Dépenses au Sénat : les règles étaient claires

L'ancien juge à la Cour suprême du Canada, Ian Binnie. Benjamin Vachet

OTTAWA – Chargé d’agir comme arbitre spécial auprès des sénateurs qui contestaient les conclusions du vérificateur général du Canada dans son rapport de 2015 sur les dépenses du Sénat, l’ancien juge de la Cour suprême du Canada, Ian Binnie, réfute l’idée que les règles d’utilisation des ressources du Sénat n’étaient pas assez claires.  

BENJAMIN VACHET
bvachet@tfo.org | @BVachet

L’argument utilisé par certains sénateurs pour expliquer leurs demandes de remboursement inappropriées ne tient pas, selon M. Binnie. Dans un rapport rendu public lundi 21 mars, l’ancien juge à la Cour suprême du Canada indique que les sénateurs auraient dû se poser plusieurs questions, d’après les règles, lignes directrices et politiques du Sénat, avant de dépenser des fonds publics.

« Les sénateurs pouvaient très bien faire leur travail sans enfreindre les règles », a-t-il indiqué.

En juin 2015, le vérificateur général Michael Ferguson avait pointé du doigt 30 sénateurs pour des demandes de remboursement jugées inappropriées. Ce dernier reprochait aux sénateurs concernés de ne pas s’être souciés du fait que leurs factures étaient payées par les contribuables.

Sur l’ensemble des sénateurs visés, 14 d’entre eux avaient décidé de contester les conclusions du vérificateur général.

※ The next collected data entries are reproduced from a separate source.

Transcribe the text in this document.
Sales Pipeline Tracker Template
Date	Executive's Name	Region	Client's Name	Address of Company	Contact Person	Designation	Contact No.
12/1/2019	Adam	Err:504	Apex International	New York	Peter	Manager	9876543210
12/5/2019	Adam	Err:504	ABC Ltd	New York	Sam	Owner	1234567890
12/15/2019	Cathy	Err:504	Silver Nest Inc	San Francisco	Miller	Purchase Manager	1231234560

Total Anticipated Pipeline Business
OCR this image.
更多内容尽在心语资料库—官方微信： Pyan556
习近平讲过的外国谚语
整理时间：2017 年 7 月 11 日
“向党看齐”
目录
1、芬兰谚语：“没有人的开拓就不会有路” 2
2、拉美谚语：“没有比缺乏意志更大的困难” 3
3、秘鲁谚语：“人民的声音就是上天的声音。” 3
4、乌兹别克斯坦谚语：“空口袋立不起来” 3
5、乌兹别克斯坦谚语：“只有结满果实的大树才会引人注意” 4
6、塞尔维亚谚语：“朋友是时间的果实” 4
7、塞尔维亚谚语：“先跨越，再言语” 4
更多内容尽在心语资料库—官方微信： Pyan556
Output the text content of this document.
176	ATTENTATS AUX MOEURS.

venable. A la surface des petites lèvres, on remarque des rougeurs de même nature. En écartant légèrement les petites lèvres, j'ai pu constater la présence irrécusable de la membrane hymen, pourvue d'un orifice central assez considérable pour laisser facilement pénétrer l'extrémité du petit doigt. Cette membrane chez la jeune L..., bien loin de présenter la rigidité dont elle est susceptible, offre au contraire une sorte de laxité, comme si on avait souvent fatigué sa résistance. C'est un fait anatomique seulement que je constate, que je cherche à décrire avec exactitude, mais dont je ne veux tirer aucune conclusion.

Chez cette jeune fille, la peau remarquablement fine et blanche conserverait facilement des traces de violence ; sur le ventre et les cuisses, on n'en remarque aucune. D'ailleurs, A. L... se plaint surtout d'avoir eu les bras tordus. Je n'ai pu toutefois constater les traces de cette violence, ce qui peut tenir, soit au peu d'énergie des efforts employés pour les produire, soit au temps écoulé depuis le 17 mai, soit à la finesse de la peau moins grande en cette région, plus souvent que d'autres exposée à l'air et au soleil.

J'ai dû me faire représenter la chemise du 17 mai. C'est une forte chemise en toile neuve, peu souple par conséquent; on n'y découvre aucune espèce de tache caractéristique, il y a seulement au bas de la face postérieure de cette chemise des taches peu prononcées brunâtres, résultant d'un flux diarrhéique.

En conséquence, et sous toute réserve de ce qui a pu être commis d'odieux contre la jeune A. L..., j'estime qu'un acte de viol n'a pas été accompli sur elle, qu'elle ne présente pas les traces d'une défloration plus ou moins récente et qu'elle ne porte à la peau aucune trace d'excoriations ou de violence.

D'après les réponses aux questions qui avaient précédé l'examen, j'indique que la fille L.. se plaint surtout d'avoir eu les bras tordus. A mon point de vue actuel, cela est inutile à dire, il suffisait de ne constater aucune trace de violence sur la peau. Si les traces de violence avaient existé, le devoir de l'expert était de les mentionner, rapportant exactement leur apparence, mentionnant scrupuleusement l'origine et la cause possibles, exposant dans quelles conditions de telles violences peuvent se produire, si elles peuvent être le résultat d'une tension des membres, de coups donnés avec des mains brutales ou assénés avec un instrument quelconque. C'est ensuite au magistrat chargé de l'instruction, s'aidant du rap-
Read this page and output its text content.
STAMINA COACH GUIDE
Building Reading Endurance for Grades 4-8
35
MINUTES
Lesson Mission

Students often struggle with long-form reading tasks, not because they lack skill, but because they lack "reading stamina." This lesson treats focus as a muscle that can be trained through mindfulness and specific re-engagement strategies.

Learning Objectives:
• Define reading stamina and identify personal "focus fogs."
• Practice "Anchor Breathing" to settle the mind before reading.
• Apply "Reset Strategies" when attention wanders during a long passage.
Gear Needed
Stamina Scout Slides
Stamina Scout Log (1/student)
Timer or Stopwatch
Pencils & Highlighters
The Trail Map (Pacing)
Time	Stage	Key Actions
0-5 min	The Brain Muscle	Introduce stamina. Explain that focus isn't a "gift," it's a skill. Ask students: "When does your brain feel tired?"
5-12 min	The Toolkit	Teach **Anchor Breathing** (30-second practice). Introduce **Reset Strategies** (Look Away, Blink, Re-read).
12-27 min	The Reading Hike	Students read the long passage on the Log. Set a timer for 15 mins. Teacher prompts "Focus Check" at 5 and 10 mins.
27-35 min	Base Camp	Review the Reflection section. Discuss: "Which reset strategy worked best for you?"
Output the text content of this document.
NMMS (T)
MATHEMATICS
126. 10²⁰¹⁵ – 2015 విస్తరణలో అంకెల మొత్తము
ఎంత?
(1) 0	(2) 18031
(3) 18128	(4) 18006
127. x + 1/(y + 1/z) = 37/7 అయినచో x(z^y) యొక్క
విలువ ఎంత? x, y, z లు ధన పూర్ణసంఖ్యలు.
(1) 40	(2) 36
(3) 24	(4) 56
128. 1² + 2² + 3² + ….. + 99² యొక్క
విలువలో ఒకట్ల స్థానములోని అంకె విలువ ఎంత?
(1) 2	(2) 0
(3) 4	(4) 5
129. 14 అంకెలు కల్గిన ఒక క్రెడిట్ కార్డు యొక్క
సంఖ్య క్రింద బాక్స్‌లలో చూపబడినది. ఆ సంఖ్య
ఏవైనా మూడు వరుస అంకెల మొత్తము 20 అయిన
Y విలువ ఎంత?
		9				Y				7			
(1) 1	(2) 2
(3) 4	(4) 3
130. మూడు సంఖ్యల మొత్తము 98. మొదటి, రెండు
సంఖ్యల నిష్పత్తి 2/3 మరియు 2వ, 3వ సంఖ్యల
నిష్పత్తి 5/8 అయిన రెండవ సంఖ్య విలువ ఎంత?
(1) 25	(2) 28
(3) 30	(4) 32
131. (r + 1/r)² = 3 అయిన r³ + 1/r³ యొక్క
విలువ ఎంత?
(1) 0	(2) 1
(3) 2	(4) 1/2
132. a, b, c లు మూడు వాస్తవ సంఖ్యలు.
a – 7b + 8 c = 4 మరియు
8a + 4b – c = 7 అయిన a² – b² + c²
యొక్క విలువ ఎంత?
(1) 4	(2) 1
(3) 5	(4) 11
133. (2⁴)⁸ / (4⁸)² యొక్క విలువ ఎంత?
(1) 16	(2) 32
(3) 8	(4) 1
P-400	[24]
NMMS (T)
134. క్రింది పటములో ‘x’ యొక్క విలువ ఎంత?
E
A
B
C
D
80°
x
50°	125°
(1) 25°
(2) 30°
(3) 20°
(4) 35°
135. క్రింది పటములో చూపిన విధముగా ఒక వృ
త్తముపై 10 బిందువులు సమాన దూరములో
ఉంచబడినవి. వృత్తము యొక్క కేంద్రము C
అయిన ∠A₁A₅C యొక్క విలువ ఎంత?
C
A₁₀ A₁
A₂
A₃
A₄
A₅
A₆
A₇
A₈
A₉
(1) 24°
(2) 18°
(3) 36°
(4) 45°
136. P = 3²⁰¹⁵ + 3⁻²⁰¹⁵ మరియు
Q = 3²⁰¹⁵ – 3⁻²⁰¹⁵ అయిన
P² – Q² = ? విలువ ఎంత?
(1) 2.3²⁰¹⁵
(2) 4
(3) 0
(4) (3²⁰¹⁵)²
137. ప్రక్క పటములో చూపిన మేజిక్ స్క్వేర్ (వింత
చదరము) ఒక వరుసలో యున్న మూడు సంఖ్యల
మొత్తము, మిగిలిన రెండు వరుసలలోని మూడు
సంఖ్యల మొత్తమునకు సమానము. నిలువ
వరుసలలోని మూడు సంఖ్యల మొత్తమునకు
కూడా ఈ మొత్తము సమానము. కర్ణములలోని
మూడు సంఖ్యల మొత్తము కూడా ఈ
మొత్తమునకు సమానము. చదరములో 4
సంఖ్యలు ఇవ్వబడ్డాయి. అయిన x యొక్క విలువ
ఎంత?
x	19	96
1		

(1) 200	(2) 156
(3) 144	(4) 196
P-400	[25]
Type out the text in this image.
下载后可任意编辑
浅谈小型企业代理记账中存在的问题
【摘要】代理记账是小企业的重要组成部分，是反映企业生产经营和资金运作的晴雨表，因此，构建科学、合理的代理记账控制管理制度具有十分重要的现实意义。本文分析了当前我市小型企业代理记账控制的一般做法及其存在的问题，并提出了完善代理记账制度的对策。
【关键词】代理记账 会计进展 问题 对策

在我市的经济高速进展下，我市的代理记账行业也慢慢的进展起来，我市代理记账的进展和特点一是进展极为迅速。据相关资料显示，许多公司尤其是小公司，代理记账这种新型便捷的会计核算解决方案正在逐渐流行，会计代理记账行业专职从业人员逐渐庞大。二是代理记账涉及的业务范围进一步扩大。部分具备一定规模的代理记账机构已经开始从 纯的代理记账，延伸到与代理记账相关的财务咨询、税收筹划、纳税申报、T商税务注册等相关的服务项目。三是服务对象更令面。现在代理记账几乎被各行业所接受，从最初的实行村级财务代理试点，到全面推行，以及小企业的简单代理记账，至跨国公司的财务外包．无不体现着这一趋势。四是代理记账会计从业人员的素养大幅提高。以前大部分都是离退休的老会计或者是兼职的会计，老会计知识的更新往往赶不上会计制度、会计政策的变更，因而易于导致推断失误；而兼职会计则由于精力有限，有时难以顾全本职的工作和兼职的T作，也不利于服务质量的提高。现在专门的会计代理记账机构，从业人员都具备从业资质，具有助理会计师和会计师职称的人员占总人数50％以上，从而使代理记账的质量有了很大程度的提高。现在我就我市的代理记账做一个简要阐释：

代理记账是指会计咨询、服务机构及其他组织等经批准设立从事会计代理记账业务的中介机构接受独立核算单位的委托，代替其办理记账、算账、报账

Chargé de trancher le litige, M. Binnie donne raison à M. Ferguson pour 178000$ sur 320000$.

Les 14 sénateurs devront donc rembourser au Sénat 178000$ qui n’auraient pas dû faire l’objet de demandes de remboursement. Les sénateurs Colin Kenny, Lowell Murray, Dennis Glen Patterson, Robert W. Peterson et Terry Stratton ont vu la quasi-totalité de leurs montants contestés être confirmés par M. Binnie.

Précisant que son mandat n’était pas d’expliquer les motifs des manquements constatés, l’ancien juge pense que le rapport du vérificateur général en 2015 et son rapport d’arbitrage aujourd’hui ont aidé à faire la lumière sur la situation et devraient empêcher de nouvelles affaires similaires.

Une enquête de la Gendarmerie royale du Canada (GRC) est toujours en cours dans le dossier des dépenses inappropriées au Sénat qui concerne six sénateurs.

Dans un communiqué, le Comité sénatorial permanent de la régie interne, des budgets et de l’administration indique que le Sénat a effectué de nombreux changements pour moderniser l’institution en resserrant ses règles en matière de dépenses, notamment en ce qui a trait aux frais de déplacement, d’accueil et d’approvisionnement, et en demandant de fournir une preuve de résidence.

« Le rapport de l’ex-juge Binnie témoigne de notre profond engagement envers la transparence et la reddition de comptes », indique le président du comité, le sénateur Leo Housakos.

Le sénateur conservateur Jean-Guy Dagenais, qui devra finalement rembourser 2267$ au lieu des 3538$ initialement indiqués par M. Ferguson, a annoncé qu’il allait déposer, dans les prochains jours, une plainte formelle à l’Ordre des comptables professionnels certifiés de l’Ontario (Chartered Professionnal Accountants of Ontario-CPA) contre le vérificateur général qu’il accuse d’avoir été négligent et d’avoir manqué à son devoir professionnel.

« Ça mérite une enquête sur sa façon de faire. Il n’a jamais vérifié les informations que nous lui avions fournies et il a sali ma réputation en doutant publiquement de l’existence de ces activités parlementaires. Il avait un devoir à accomplir et il ne l’a pas fait malgré les 24 millions $ que cette vérification a coûté aux contribuables canadiens. C’est un peu honteux pour la profession de comptable. »

Le sénateur Terry Mercer a indiqué qu’il respecterait les conclusions du rapport de M. Binnie. Son collègue, Colin Kenny, s’est quant à lui refusé à tout commentaire.